Longshore’s own collaboration with Flavor Paper, called Sparklepuss, can be seen on the back wall of her third-floor media room. The stars on the remaining walls were painted by E. Lee Jahncke, and the colorful ottomans were custom-made for the space.

Photo: Paul Costello/OTTO

“I think the main thing that’s so appealing about New Orleans is how the city really celebrates the arts. But also in New Orleans, nobody really needs a reason to celebrate. Just waking up in the morning is one, and I just love that vein of optimism and creativity,” says the author of Roar! A Collection of Mighty Women.

A bright stained glass door featuring a lip motif leads into the wine room.

Photo: Paul Costello

Of course, Mardi Gras is the most famous reason for New Orleanians to let loose, and with the season currently underway, Longshore tells AD more about how she created a perfect destination for merry-making.
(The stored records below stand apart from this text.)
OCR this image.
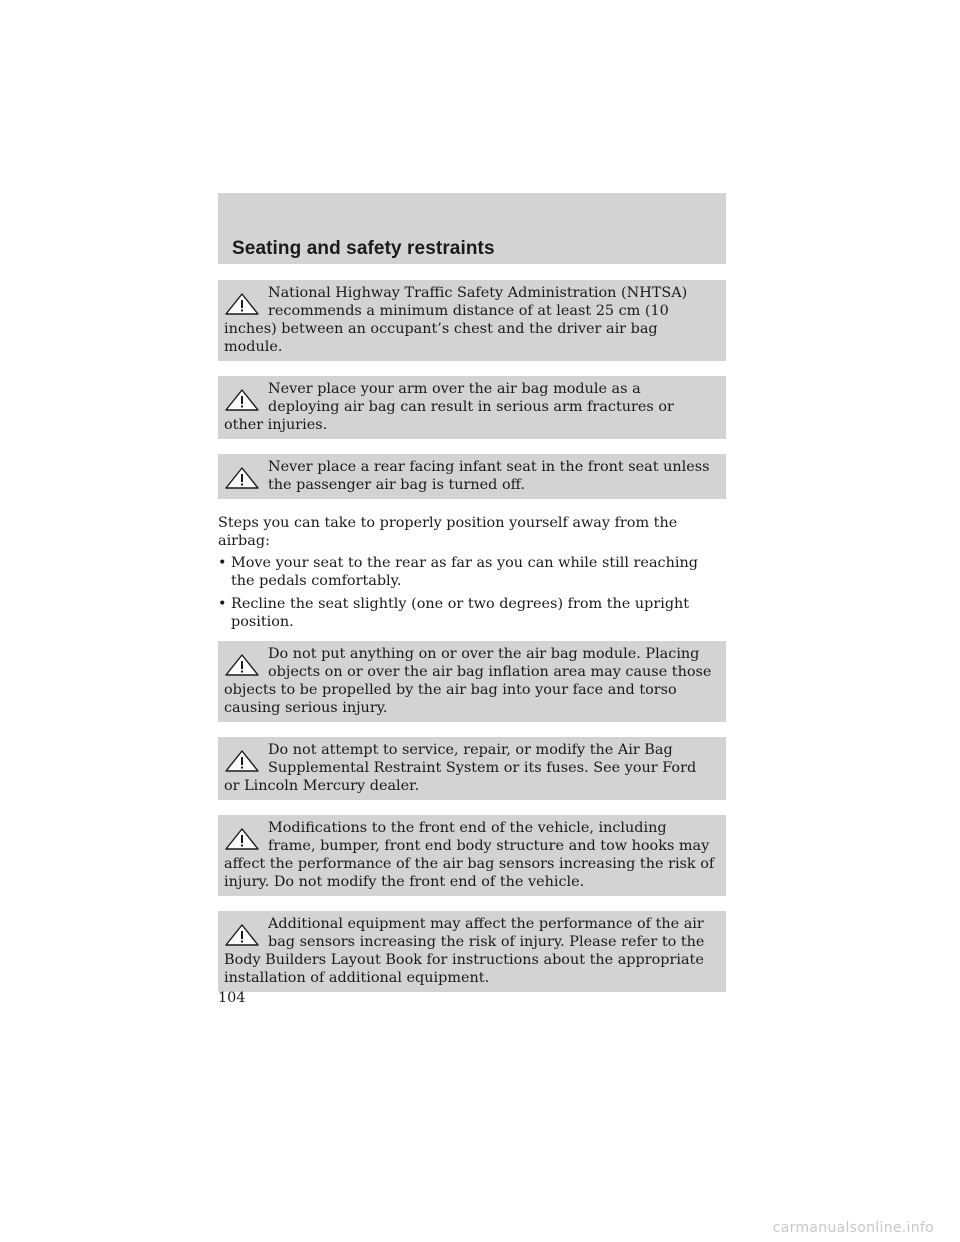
Seating and safety restraints
National Highway Traffic Safety Administration (NHTSA) recommends a minimum distance of at least 25 cm (10 inches) between an occupant’s chest and the driver air bag module.
Never place your arm over the air bag module as a deploying air bag can result in serious arm fractures or other injuries.
Never place a rear facing infant seat in the front seat unless the passenger air bag is turned off.

Steps you can take to properly position yourself away from the airbag:

• Move your seat to the rear as far as you can while still reaching the pedals comfortably.
• Recline the seat slightly (one or two degrees) from the upright position.
Do not put anything on or over the air bag module. Placing objects on or over the air bag inflation area may cause those objects to be propelled by the air bag into your face and torso causing serious injury.
Do not attempt to service, repair, or modify the Air Bag Supplemental Restraint System or its fuses. See your Ford or Lincoln Mercury dealer.
Modifications to the front end of the vehicle, including frame, bumper, front end body structure and tow hooks may affect the performance of the air bag sensors increasing the risk of injury. Do not modify the front end of the vehicle.
Additional equipment may affect the performance of the air bag sensors increasing the risk of injury. Please refer to the Body Builders Layout Book for instructions about the appropriate installation of additional equipment.
104
carmanualsonline.info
Architectural Digest: What made you first fall in love with your home?

Ashley Longshore: I moved to New Orleans I guess about 15 years ago without two nickels to rub together, and was renting these little carriage houses in the Garden District and working really hard in hopes to have a beautiful home somewhere around the gorgeous St. Charles Avenue. And when I was finally in a place to get the house, what I loved about it was how it was gated and set back, and just the privacy of the home in general. And from the outside, it was very traditional, but then on the inside, I wanted it to feel like a jewel box of my art collection.

Every inch of the breakfast room is covered in patterns, from the terrazzo floor that came with the house to the shiny mylar Flavor Paper coverings on the ceiling and walls. The table is Martha Sturdy, and the seatbelt chairs are Cliff Young.

Photo: Paul Costello/OTTO

What was your vision for the home when you first started decorating?
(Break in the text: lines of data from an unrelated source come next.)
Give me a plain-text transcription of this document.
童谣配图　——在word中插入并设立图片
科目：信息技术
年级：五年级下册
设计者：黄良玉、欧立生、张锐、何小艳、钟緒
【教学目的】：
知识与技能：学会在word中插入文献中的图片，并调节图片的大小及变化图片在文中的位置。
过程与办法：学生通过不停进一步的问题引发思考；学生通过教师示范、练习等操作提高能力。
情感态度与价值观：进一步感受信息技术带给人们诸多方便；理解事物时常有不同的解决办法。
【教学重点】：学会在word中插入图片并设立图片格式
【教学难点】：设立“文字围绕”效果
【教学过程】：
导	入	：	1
[Designer Gwen Driscoll said to me,] “Oh, my God, Ashley. We don’t have this many walls. You’ve got to stop buying art.” And I was like, Well, I’m not going to stop. We’re going to have to figure this out. She knew how to arrange the placement, so there were great areas where I could add art and rotate the art collection. It was really about the art. Also functionality, because I knew we were going to be partying our asses off in this house, between Jazz Fest and Mardi Gras and people coming in.

“I was absolutely in love with the terrazzo floors when I bought the house,” Longshore says. She notes that she also thought the blue stone countertops were “so fun.” The only thing added to the kitchen was the Christian Lacroix Nouveaux Mondes Pantigre wallpaper in Rose Litchi on the ceiling.

Photo: Paul Costello

How do you make a house with so much art amenable to guests? Do you ever worry about things getting broken?
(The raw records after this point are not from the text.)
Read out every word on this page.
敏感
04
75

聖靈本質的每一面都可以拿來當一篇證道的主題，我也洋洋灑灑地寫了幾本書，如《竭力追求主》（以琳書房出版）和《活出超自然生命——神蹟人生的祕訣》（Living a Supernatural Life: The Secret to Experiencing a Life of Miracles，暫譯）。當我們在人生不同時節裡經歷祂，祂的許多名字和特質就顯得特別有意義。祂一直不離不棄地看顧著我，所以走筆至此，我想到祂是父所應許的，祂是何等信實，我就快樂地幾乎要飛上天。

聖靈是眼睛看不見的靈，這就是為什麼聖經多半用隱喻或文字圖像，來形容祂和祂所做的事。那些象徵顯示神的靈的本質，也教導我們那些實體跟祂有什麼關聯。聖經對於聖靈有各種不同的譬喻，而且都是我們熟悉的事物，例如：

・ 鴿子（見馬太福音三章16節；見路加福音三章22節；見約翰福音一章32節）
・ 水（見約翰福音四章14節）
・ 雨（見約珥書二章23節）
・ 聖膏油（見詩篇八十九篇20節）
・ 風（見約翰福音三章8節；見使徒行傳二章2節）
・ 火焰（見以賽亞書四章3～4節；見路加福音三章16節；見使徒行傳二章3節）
I designed it with Gwen for it to be a place where we could party, dance, and swim. I have no rugs in the house at all. It’s literally indestructible. I just wanted it to be a place where people could be—you put on some jazz, dance around, jump in the pool, jump out of the pool. It’s a very inviting home that really makes you want to celebrate. I don’t have Baccarat vases sitting around. The dining room is pretty streamlined, the [Casamania Him and Her] chairs look like booties, a woman’s fanny and a man’s fanny. They’ve been knocked over. I’ve had these amazing dinner parties, and people sit them with their wet bathing suits on. I wanted a house that I could really live in.

The large art piece of a woman draped in pink is by Ivan Alifan. Longshore’s bed and sofa were custom-made for the room, and the hand-shaped chair and bedside chests are from Global Views. The pink chair is Kelly Wearstler.

Photo: Paul Costello/OTTO

Your home is an explosion of color. Are there any rooms where you took a more toned-down approach?

My bedroom is all black and white. It’s very calm, which is good for me as such a vivid colorist to go to sleep and wake up in that area. I have one of Ivan Alifan’s beautiful pieces in there, so yeah, it’s very strategic.

Do you have a favorite piece of art in the home?

How would I choose? The whole thing is just art everywhere. I really love that Peter Anton cake, that giant cake sculpture that he made.